20/4/13

El Viaje

Salir de la rutina una mañana, despertando temprano con la penumbra de la madrugada.
Preparar el equipaje, dejando atrás todo lo que nos hace dependientes del mundo material.
Caminar ligero y sin prisa, sin mapas ni rutas estrictas. Decir adiós sin tristeza. Liberarse de los miedos y complejos. Olvidar lo que te hace llorar. Seguir a tu corazón sin mirar las agujas de reloj. Sentir el viento que entra por la ventana. leer un libro y disfrutar del sonido de una guitarra. Compartir un pensamiento o encontrar una mirada. Percibir el olor de un momento, que se guarda en la memoria como una fotografía indestructible.  Mirar al cielo que nos cobija con un millon de estrellas y que refleja como un gran espejo nuestros ojos. Ver el infinito que perfila el agua del mar y que oculta al sol por las tardes.  

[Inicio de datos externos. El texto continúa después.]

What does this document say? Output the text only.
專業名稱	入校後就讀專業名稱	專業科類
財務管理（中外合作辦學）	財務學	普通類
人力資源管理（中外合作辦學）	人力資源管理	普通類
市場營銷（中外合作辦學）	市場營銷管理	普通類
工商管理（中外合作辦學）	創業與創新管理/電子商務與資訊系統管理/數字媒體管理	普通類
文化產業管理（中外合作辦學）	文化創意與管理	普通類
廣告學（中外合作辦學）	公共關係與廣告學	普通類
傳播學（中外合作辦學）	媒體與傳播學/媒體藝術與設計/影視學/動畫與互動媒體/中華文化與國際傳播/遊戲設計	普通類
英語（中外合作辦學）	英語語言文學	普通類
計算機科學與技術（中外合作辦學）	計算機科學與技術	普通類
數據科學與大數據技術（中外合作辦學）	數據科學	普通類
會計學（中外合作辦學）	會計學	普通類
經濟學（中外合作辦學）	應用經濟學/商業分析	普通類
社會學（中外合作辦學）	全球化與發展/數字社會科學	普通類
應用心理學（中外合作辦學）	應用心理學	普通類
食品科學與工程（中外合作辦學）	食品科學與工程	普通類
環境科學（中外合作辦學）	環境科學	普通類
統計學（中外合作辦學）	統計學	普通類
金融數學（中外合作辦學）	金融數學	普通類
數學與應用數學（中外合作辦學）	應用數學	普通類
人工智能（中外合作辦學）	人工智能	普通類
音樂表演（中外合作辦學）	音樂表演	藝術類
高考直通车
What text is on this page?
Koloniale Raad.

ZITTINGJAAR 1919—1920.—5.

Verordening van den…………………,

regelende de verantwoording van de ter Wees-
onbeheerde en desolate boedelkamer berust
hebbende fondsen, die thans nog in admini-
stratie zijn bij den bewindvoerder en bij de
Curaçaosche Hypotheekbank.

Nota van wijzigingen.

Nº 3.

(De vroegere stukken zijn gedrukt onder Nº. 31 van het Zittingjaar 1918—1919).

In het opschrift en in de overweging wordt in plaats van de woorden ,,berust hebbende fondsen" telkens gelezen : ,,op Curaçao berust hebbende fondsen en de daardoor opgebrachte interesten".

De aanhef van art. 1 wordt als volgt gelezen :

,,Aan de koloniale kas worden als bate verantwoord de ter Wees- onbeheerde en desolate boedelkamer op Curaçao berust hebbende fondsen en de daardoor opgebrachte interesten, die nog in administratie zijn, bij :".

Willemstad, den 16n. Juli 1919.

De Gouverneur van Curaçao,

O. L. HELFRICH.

Y al final del camino, regresar a casa renovado, con un cargamento de risas y recuerdos. Dormir por horas,  y despertarse con el olor del café junto a la persona que amas. Cambiar el pasado por el presente, descubriendo que lo importante no es el destino, sino el camino. 
No es necesario ir muy lejos para encontrar la felicidad.  Para viajar no se necesitan maletas ni dinero, solamente la voluntad de salir de lo cotidiano. Disfrutar de las pequeñas cosas que están a solo un paso de nuestra puerta.